A funny reader context

Trivia time: find a place in the Scheme reader where ,expr is not equivalent to (unquote expr).

Answer:

> (define ls '(1 2 3))
> `#(unquote ls)
#(1 2 3)
> `#,ls
#,ls

Fexprs? in Scheme?

“The top level is hopeless.”
     -- Matthew Flatt [1] [2] [3] [4] [5] [6] [7] [8] [9]

Scheme's top level allows for interactive evaluation such as at the REPL, where global definitions can be dynamically evaluated one by one. To allow for forward references, free variables are not a static error at the top level. But global definitions may be macros, and there's no way to know whether a forward reference is eventually going to turn out to be a value binding or a macro binding. So one simple semantics is just to assume that forward references are always value bindings and compile them as such. But then you get unsatisfying interactions like this:

> (define (f) (display (g 42)))
> (define-syntax g (syntax-rules () ((g x) (quote x))))
> (f)

reference to an identifier before its definition: g

It's worse with macro-defining macros. For example, a define/inline form would bind its definition as a macro, but the user could generally treat it as a value binding. But you'd still run into the same problem:

> (define/inline (f) (g 42))
> (define/inline (g n) (add1 n))
> (f)

reference to an identifier before its definition: g

What's in conflict in Scheme is the desire for macros to be a static, compile-time entity and the REPL to allow dynamic, incremental update to the global environment. In fact, the top level seems to be the one place in Scheme where programmers expect behavior something like Lisp's antiquated fexprs. Bear with me...

Imagine if the compiler treated any form (x . s) where x is a top-level variable reference--bound or unbound--as an uninterpreted syntax object waiting to be parsed. Then only when the form is evaluated would x be looked up in the global environment to determine how to compile the form. If x is unbound, it's a dynamic error; if it's a value, it's compiled and evaluated as a function application; if it's a macro, it's macro-expanded, compiled, and evaluated. This would accomodate any sequence of definitions and redefinitions of top-level bindings, either as value bindings, macro bindings, or both. For example:

> (define (foo x) (f x))
> (define (f x) (add1 x))
> (foo 41)
42
> (define-syntax f (syntax-rules () ((f e) (quote e))))
> (foo 41)
x

This has a lot of the similarities to fexprs; it means a function like foo is subject to dynamic reparsing: at one point it calls a function on x and at another point it applies a macro. But whereas with fexprs, any application expression may be dynamically reparsed, here this would only be the case for applications of top-level variables.

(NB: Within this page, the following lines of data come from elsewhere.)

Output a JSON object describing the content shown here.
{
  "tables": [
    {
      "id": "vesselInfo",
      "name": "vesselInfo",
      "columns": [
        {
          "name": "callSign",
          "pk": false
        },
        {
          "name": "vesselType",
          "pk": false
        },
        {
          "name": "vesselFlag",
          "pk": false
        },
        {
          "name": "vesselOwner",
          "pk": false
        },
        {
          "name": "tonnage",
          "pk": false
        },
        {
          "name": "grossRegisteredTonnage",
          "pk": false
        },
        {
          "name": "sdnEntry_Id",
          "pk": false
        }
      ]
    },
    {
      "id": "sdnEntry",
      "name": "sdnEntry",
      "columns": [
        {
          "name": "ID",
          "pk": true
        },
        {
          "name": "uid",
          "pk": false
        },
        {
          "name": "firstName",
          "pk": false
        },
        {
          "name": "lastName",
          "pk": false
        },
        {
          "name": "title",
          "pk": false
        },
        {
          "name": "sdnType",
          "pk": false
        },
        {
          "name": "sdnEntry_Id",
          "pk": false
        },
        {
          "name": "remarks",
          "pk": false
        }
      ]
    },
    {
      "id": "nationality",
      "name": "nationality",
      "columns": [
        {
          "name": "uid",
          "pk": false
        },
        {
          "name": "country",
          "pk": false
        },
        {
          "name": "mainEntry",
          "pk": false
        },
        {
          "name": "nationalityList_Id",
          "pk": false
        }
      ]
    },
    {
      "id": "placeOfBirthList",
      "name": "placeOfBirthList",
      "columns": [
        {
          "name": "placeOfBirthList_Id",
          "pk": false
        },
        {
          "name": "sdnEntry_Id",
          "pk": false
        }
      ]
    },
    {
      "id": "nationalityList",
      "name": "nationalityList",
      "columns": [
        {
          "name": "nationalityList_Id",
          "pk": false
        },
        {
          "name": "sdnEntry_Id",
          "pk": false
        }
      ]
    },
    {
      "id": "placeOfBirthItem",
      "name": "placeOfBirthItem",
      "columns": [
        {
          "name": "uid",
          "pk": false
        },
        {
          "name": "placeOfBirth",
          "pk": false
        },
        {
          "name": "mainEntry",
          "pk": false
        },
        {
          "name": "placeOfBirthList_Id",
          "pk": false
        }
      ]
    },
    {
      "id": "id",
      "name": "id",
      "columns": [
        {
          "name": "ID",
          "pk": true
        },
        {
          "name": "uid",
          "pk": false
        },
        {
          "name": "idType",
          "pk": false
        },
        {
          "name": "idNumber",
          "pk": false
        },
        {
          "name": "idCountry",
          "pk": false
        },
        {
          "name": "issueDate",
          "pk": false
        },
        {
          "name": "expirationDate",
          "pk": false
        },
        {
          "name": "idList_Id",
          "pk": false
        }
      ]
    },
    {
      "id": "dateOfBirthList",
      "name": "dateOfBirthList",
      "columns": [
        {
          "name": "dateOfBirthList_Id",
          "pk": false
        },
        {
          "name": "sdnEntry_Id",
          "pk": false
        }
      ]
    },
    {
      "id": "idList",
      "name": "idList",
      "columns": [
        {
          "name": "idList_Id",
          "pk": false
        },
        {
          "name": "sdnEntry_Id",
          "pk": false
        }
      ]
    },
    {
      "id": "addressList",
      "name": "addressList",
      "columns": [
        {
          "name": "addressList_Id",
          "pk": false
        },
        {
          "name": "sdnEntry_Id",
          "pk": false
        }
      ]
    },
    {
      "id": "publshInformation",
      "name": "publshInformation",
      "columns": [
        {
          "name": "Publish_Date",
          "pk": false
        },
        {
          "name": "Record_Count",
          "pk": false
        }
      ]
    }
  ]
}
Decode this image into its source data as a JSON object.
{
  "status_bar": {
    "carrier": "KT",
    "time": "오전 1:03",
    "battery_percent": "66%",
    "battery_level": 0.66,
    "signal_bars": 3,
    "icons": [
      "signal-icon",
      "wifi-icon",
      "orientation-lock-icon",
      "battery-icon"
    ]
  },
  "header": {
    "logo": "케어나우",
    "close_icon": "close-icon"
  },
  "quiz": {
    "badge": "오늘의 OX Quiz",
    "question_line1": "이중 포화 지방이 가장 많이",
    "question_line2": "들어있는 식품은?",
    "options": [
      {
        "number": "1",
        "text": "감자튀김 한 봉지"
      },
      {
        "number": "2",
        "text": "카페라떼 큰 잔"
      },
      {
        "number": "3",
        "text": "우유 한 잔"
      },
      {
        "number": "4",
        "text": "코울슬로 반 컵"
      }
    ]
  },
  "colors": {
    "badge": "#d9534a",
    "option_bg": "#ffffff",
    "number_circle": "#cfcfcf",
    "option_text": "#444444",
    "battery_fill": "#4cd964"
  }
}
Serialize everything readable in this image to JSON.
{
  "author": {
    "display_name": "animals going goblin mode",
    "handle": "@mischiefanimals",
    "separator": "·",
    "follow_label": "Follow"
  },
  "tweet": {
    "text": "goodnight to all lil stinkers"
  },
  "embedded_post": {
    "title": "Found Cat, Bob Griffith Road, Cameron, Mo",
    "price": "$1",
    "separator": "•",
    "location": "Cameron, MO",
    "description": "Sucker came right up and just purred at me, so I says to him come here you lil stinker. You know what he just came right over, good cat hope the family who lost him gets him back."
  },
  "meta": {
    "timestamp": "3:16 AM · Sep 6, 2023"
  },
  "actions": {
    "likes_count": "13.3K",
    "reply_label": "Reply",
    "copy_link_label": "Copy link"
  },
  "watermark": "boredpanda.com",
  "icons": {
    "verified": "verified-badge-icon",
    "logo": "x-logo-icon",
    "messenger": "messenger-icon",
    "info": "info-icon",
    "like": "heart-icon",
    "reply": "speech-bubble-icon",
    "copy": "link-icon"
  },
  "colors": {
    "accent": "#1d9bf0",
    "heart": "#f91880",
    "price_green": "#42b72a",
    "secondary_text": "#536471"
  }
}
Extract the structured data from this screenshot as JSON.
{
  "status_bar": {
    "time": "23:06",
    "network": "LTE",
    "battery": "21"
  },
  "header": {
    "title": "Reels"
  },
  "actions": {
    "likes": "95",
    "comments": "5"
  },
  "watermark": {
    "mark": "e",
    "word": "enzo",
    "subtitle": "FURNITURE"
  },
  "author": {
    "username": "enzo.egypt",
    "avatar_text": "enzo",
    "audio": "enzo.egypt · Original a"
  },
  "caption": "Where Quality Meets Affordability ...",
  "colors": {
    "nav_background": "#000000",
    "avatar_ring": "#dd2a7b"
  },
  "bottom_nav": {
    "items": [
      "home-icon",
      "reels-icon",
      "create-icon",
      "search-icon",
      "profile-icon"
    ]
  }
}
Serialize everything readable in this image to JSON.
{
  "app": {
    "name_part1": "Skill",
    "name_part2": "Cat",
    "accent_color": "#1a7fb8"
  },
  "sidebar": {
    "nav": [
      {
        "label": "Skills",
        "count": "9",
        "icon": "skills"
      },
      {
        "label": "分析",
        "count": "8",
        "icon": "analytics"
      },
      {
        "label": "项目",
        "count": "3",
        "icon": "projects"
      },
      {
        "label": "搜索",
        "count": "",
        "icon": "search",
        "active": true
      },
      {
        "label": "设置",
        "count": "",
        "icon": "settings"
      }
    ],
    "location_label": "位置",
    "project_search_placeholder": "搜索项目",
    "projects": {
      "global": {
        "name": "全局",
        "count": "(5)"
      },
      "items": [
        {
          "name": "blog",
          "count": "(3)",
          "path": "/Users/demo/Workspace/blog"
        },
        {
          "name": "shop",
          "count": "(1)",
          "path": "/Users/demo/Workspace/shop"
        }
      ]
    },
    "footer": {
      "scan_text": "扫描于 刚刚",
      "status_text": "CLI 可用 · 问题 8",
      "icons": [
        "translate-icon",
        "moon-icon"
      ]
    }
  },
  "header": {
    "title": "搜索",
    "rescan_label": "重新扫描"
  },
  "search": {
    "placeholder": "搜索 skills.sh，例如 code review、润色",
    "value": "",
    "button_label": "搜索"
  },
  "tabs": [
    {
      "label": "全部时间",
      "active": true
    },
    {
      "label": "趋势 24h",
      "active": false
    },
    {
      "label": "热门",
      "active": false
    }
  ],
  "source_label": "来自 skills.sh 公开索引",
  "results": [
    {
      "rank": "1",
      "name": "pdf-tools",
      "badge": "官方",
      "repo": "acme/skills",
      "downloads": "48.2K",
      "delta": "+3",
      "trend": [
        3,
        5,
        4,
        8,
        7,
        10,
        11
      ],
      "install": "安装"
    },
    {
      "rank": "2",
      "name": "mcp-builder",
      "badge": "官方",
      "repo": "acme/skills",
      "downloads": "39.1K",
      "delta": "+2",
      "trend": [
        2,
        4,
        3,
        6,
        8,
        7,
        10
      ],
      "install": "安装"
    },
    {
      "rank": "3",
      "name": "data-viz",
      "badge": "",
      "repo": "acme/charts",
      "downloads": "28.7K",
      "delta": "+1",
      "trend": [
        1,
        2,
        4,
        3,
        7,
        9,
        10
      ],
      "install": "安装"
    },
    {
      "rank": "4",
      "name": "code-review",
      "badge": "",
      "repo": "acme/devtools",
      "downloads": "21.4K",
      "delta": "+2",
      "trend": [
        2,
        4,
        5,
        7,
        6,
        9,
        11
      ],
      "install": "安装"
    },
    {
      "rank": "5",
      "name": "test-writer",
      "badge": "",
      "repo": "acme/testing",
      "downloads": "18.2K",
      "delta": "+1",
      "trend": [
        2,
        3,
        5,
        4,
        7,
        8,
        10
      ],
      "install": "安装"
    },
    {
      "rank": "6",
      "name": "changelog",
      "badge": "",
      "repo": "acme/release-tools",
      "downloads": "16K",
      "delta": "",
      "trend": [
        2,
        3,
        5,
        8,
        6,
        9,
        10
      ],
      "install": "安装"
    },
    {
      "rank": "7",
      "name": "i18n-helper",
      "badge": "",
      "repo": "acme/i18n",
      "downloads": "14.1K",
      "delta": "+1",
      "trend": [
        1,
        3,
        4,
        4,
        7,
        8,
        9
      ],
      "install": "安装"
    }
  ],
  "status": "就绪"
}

Fexprs are bad for two reasons: they make the language hard to compile efficiently and they make programs hard to understand by subjecting the basic program definition to dynamic reinterpretation. To be sure, making Scheme's top-level fexpr-like would make efficient compilation harder. But the top-level is the part of Scheme where programs are dynamically defined. Users are constantly surprised at the behavior of top-level forward references and macro definitions. What they seem to naturally expect is, in some sense, fexprs.

Maybe vs. exception vs. failure thunk in Scheme

It's pretty easy to switch back and forth between representing a function with a "maybe" result type as:

1. returning X or #f;
2. returning X or raising an exception; or
3. returning X and taking a failure thunk

In Scheme, sometimes X might include the value #f. In that case I think representation #3 is the best one, since raising an exception is clunky. You can also combine #2 and #3 and take an optional thunk that by default raises an exception.

This is one case where true unions do cause some problems, so maybe I should have tempered my earlier enthusiasm a little. Still, it's not insurmountable, and this cost needs to be weighed against the price of strictly disjoint unions.